Con centenares de observatorios y satélites monitoreando una enormidad de variables climáticas, el reto de científicos y comunicadores es hacerlos valer: ¿cómo acercar la información a la ciudadanía y a los tomadores de decisiones?
La solución del científico español Francisco Doblas-Reyes es hacerlo a un nivel muy local. Cuando una septuagenaria tía suya escuchó que el 2014 fue más caliente que cualquier año previo del que haya registro, Doblas-Reyes notó que ella tenía poca “memoria climática” para contextualizar.
El español resolvió tomar los registros de temperatura en el aeropuerto de Barcelona, ciudad donde vive la mujer, y preparó dos gráficos sencillos con una ubicación geográfica familiar y un lenguaje coloquial.
En un encuentro del Panel Intergubernamental del Cambio Climático (IPCC, en inglés) celebrado en la Universidad Nacional Autónoma de México (UNAM) el pasado mes de agosto, científicos y tomadores de decisiones alentaron estos esfuerzos.
El proceso con frecuencia inicia en los centros científicos. Doblas-Reyes trabaja para el Centro Nacional de Supercomputación de Barcelona, donde incorporaron cientistas sociales y comunicadores al equipo, que comparten piso con los científicos “duros” que hacen modelación climática.
“Intentamos que la gente que trabaja en el ordenador y quienes trabajan en comunicación estén todos en el mismo piso. Tienen que irse todos a tomar una cerveza para que esto funcione”, señaló.

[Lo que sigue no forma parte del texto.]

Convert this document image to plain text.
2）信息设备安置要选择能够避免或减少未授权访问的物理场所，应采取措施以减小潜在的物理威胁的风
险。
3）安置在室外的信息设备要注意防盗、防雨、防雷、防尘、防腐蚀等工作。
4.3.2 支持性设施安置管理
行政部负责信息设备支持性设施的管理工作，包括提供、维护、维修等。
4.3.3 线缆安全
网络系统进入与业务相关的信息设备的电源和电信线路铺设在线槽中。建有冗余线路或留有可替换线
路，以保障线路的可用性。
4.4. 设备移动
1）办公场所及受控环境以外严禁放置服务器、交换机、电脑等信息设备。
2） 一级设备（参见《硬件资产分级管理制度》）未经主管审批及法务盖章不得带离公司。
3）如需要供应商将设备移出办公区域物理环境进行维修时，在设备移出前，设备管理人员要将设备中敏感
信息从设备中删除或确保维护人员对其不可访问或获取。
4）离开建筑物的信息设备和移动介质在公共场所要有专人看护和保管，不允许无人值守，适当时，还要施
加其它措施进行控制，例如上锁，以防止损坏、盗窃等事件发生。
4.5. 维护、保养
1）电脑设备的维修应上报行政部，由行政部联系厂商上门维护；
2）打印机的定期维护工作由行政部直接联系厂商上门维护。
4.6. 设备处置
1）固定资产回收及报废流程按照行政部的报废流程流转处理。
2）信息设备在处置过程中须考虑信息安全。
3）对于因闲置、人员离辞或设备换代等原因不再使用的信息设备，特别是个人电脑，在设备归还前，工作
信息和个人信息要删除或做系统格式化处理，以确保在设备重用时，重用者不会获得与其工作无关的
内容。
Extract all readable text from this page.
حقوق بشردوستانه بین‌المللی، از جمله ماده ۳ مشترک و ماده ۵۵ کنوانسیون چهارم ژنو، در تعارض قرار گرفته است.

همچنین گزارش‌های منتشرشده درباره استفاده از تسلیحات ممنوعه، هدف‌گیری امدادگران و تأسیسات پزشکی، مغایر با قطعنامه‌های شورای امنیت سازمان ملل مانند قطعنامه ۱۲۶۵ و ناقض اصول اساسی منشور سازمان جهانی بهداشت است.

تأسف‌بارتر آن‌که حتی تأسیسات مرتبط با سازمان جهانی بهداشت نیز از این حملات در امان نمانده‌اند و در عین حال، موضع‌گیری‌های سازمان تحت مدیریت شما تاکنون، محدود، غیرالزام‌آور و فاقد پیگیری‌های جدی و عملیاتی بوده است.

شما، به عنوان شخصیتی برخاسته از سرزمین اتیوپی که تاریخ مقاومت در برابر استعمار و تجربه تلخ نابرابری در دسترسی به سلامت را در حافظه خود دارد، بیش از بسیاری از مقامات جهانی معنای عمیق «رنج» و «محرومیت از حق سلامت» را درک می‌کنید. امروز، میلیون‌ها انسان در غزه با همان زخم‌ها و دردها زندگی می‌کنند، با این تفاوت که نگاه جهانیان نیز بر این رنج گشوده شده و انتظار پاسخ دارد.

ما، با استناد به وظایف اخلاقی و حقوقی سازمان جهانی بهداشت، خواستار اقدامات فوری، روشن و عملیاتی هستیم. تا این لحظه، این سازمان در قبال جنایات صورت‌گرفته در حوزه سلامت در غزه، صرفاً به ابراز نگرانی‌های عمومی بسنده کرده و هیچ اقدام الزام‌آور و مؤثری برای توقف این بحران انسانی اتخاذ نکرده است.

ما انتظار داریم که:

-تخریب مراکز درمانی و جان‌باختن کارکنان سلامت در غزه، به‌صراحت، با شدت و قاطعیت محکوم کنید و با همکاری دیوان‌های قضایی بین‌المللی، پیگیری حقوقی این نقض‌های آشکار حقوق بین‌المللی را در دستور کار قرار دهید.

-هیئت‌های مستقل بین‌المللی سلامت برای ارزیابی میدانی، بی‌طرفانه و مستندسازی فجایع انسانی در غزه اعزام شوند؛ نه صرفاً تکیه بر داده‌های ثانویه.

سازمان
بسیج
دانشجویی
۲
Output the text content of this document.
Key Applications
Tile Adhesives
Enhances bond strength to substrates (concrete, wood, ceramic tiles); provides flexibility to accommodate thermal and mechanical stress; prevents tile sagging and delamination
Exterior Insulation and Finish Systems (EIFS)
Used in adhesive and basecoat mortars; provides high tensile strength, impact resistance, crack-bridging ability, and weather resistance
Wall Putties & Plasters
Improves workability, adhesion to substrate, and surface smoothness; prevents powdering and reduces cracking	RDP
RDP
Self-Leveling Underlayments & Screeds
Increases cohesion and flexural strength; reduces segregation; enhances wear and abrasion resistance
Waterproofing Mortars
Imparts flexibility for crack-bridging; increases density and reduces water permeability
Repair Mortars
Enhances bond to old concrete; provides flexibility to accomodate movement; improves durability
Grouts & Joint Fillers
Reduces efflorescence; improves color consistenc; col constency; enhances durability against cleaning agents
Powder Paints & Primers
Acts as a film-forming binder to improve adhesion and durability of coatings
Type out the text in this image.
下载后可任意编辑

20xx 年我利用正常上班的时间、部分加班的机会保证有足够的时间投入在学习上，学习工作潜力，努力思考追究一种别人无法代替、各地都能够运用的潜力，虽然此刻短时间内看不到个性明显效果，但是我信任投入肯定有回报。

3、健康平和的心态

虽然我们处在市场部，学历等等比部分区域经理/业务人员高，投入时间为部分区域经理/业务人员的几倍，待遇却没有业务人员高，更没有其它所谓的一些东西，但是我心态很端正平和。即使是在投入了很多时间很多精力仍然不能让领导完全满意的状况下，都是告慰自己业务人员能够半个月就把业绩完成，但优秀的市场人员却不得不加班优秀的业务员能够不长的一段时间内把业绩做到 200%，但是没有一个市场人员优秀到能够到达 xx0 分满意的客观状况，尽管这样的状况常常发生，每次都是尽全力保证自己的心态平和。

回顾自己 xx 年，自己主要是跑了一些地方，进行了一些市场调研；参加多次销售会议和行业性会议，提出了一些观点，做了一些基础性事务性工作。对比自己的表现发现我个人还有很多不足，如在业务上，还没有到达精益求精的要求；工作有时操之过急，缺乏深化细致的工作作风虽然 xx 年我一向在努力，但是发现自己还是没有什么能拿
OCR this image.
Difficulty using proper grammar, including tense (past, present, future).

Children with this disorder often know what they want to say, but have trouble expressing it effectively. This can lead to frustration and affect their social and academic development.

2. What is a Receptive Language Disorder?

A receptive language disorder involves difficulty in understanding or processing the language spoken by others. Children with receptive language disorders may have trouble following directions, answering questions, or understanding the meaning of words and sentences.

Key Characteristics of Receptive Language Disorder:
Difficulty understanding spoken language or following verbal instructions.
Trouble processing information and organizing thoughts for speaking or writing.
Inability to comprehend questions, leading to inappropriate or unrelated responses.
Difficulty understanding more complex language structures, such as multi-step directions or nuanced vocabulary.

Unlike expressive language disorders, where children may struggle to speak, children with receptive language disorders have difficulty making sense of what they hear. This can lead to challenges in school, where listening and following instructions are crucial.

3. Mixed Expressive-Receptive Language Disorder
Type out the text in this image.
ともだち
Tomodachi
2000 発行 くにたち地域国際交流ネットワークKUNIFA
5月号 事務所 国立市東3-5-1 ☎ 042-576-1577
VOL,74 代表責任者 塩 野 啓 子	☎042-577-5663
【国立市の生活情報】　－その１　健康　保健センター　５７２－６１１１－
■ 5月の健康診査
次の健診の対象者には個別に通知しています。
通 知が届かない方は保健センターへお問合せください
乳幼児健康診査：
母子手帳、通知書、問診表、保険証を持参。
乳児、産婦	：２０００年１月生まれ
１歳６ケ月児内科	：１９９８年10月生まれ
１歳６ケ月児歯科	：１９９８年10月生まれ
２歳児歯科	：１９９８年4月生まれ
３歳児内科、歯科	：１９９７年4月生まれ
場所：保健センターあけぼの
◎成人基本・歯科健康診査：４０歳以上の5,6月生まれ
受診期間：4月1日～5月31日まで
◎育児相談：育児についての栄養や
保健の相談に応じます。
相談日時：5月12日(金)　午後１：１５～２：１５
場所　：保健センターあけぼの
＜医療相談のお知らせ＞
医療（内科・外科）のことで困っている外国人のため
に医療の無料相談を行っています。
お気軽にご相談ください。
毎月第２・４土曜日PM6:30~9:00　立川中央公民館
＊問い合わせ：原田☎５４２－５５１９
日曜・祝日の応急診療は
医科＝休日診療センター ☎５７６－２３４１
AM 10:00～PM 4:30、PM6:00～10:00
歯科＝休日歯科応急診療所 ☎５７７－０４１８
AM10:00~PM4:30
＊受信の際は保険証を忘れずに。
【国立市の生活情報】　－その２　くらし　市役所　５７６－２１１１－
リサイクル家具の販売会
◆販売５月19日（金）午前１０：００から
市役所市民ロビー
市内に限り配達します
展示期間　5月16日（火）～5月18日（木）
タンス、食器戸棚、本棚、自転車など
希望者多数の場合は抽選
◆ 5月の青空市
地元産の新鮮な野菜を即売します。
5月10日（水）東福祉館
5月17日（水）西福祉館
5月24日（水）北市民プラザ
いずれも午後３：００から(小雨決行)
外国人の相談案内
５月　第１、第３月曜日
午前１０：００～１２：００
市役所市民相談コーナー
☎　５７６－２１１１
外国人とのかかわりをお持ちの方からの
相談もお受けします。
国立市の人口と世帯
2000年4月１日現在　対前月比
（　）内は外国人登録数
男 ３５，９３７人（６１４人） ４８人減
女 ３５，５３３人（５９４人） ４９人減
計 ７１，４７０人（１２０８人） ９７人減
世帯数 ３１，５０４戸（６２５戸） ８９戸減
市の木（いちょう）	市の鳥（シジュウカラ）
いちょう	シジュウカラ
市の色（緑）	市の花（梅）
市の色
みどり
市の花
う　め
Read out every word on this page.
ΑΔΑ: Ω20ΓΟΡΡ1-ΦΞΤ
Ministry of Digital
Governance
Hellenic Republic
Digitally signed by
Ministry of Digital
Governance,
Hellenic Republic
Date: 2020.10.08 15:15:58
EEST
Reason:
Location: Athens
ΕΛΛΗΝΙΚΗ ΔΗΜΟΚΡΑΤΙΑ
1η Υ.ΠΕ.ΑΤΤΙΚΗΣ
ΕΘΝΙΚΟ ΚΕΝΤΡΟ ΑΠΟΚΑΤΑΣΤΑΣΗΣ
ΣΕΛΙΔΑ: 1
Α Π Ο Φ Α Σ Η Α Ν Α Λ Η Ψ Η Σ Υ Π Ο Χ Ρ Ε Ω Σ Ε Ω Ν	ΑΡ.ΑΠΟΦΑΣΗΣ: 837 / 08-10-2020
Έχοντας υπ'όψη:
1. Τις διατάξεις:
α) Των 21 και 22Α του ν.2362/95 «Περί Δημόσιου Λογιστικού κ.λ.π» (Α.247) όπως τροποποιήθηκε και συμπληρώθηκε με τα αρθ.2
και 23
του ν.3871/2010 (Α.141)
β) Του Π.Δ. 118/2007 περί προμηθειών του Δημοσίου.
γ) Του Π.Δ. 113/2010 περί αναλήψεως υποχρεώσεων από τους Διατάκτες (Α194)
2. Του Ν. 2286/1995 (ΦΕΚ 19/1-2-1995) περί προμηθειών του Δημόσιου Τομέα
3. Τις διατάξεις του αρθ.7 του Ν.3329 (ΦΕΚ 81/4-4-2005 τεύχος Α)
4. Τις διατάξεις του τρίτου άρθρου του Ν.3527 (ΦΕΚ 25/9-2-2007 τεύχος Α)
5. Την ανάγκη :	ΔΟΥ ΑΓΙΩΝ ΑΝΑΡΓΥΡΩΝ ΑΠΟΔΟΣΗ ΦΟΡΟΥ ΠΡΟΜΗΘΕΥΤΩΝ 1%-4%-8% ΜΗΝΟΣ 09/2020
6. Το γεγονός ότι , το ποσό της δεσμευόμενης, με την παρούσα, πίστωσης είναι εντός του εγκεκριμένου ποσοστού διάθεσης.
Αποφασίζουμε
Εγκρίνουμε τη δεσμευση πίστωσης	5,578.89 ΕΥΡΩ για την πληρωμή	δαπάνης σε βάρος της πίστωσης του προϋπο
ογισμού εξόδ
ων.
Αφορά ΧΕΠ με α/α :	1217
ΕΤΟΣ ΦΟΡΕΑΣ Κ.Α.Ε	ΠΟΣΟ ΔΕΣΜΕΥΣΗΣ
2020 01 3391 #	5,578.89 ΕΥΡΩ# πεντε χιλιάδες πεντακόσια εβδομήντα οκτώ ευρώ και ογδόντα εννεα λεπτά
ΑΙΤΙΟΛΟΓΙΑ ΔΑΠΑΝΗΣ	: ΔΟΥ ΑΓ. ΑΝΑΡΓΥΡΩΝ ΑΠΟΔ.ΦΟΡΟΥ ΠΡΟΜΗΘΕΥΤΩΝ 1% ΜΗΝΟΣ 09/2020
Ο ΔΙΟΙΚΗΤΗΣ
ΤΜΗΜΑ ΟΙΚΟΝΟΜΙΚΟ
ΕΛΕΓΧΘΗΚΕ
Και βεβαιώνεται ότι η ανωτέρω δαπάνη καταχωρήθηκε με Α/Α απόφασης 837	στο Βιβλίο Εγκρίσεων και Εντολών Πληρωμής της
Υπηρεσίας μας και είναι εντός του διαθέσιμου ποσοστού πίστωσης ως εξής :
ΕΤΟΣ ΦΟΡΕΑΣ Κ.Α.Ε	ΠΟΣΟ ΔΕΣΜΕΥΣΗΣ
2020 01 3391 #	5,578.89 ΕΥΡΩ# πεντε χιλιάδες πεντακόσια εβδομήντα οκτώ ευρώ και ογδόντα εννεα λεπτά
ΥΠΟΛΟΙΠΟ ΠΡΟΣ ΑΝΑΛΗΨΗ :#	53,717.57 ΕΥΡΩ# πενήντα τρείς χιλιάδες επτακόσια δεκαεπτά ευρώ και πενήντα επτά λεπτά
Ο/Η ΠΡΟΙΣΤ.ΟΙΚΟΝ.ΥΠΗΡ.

La científica mexicana Úrsula Oswald aplicó una metodología similar al trabajar en comunidades del estado mexicano de Morelos; buscó un punto medio entre el conocimiento local y las grandes estadísticas climáticas.
En talleres con campesinos, muchos de ellos analfabetos, trazó los riesgos actuales sobre un mapa y les pidió detallar los principales cambios en el campo, como aumentos en temperatura y variaciones en las lluvias. Juntos, comprendieron que las soluciones del pasado ya no bastaban para acceder a recursos, principalmente al agua.
“La gente ve cómo el entorno está cambiando más allá de lo local. Entonces les pregunto: ¿qué podemos hacer? Necesitamos más agua’”, apuntó la científica de la UNAM, quien también explicó que esto dio pie a un sistema de depósitos de agua llovida en invierno para usarla en verano.